Below we’ve summarised the key points that may impact you.
Fuel duty
The news: Fuel duty for 2018/19 has been frozen.
Action stations: Fleet operators should still be reviewing their long-term fuel strategies as the Chancellor gives with one hand but takes with the other.
As the government strives to crackdown on air pollution, other measures that will impact fuel costs were announced. Read on!
Company car tax
The news: The fight to crackdown on air pollution, as expected, has been taken to diesel motorists. The Chancellor revealed that the diesel car supplement in company car tax will increase by one percentage point.

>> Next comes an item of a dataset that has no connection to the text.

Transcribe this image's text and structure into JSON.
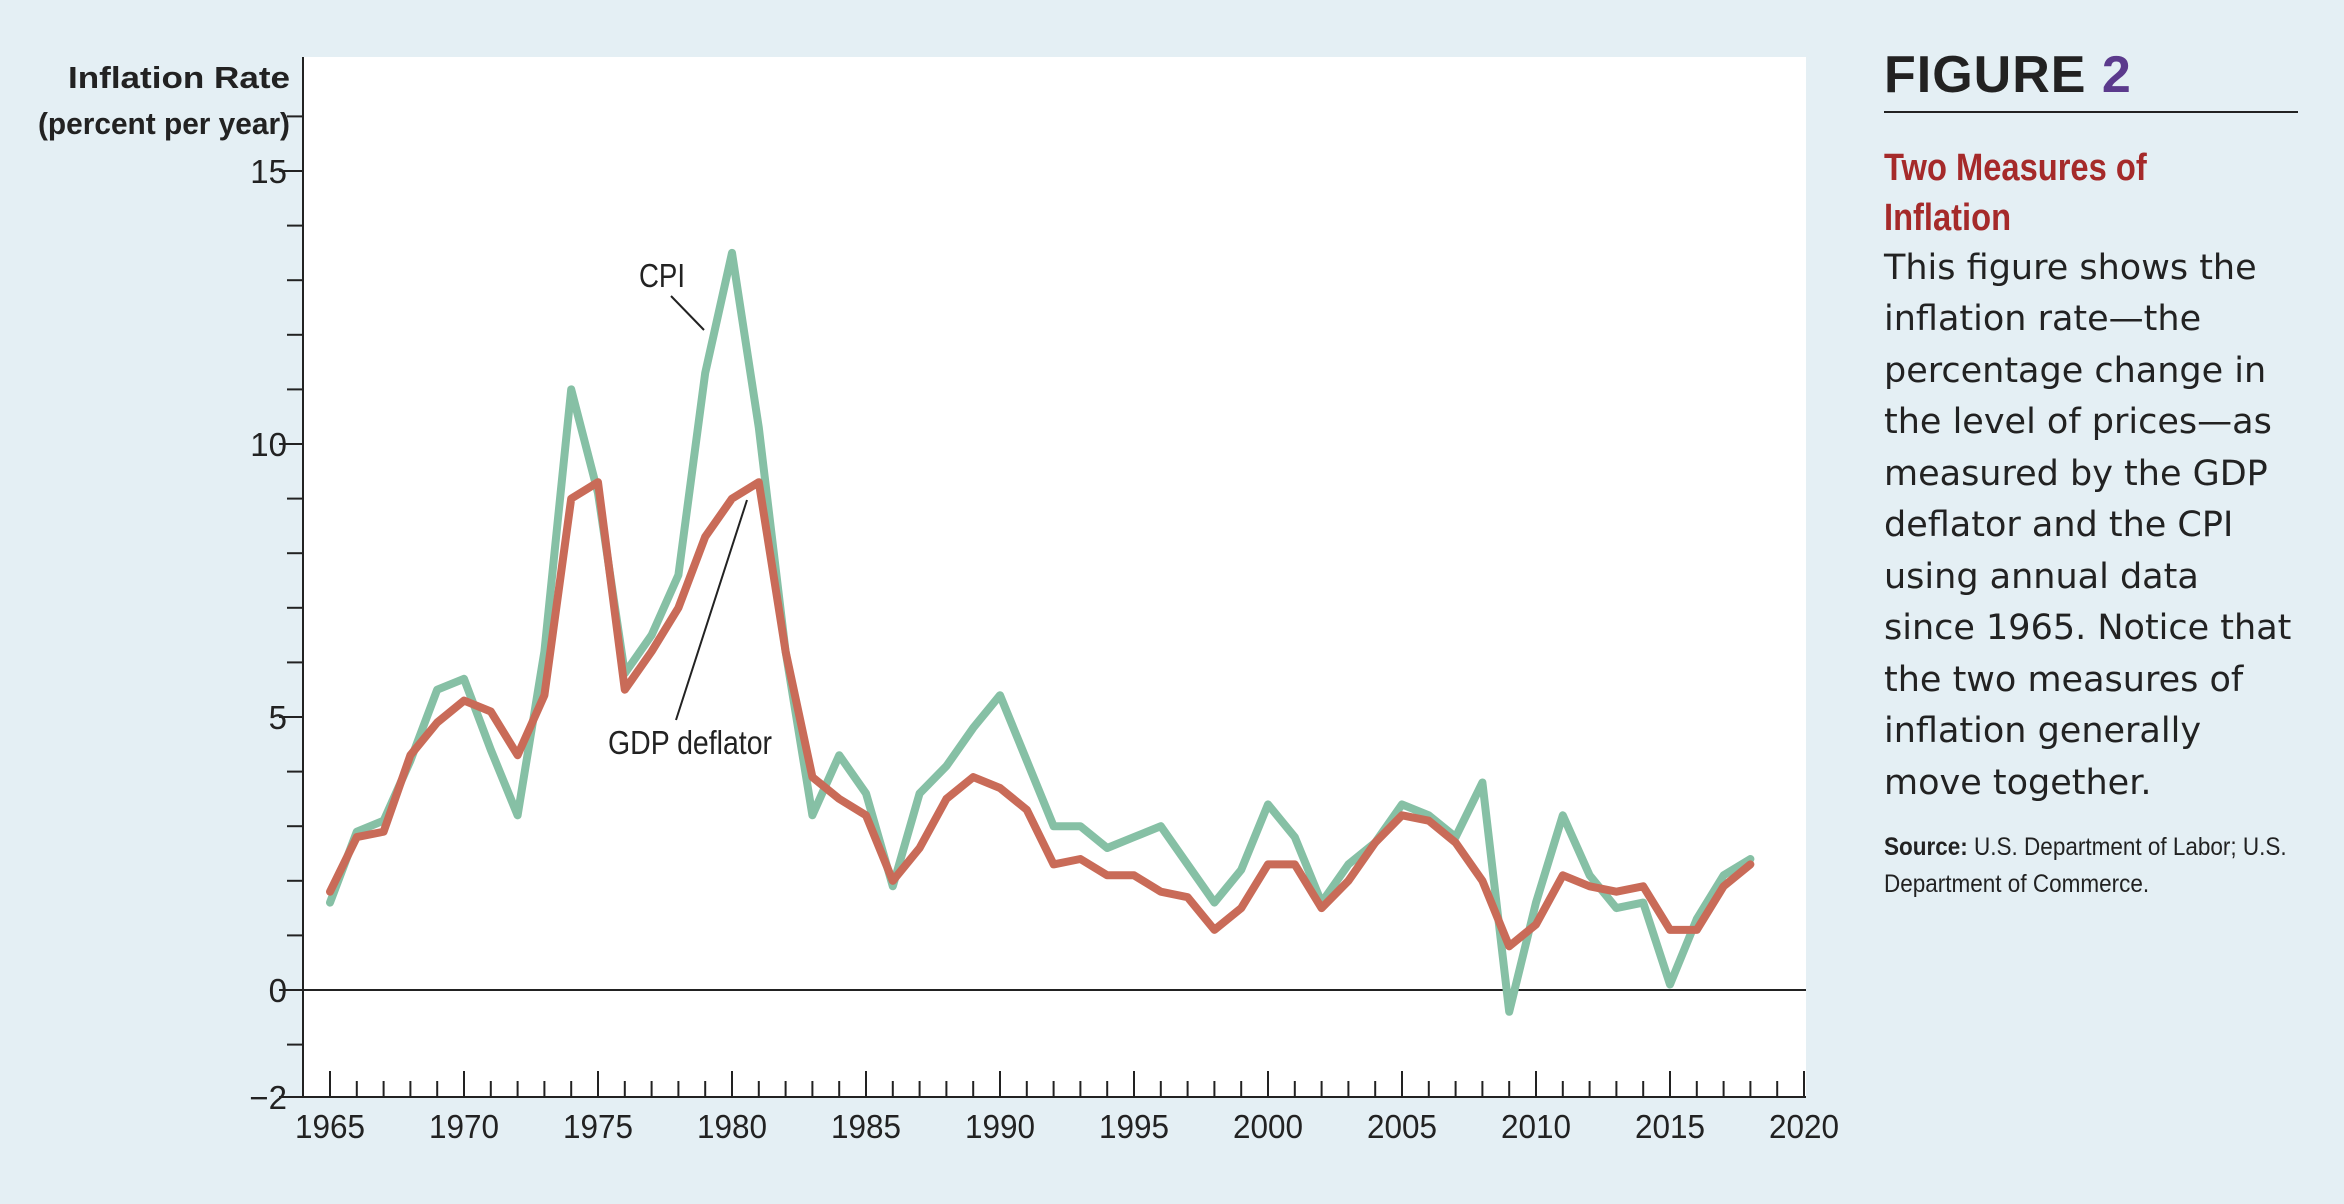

This will mean the benefit-in-kind supplement will rise from 3% to 4% from April 2018.
The Chancellor pointed out in Parliament that this will only affect cars
“No white van man (or woman) will be hit by these measures”
Affected car fleet drivers, however, will now face an additional benefit-in-kind liability while employers will carry additional Class 1A national insurance contributions.
Action stations: This latest move serves to reignite the diesel-versus-petrol debate for car fleet operators. To avoid fleet costs escalating further, organisations will need to review their car policies and reconsider their car choice lists.
Vehicle Excise Duty and BiK
The news: From April 2018 the first year Vehicle Excise Duty (VED) rate for diesel cars that don’t meet the latest (RDE2) standards, will go up by one band.
Next generation cleaner diesels will not face tax increases and it will also only apply to new diesel cars, so existing owners will avoid being penalised.
This levy will fund a new £220million Clean Air Fund to support the implementation of local air quality plans.
VED rates for cars, vans and motorcycles registered before April 2017 will increase in line with RPI. The Fuel Benefit Charge and the Van Benefit Charge will also increase in line with RPI. The chancellor unveils extra funds and tax incentives for electric car drivers.
Action stations: Once again, a prudent fleet and vehicle replacement policy is called for that takes account of high tax implications for some diesel vehicles
Electric vehicles
The news: “Our future vehicles will be driverless, but they’ll be electric first,” Chancellor Philip Hammond proclaimed.
He has allocated £540 million to support the growth of electric vehicles with £400 million of this going into a new charging infrastructure fund. A further £100 million will be spent on plug-in-car grants, and £40 million has been pledged to research into charging.
Interestingly, electric vehicles charged at work will not incur benefit in kind tax.
Action stations: The move will help drive take-up of electric vehicles and see them gradually becoming a viable alternative to petrol and diesel.
Businesses should watch this space and keep a close eye on developments in the EV market. As the clock ticks, the commercial viability for EVs as part of a business fleet will become increasingly compelling.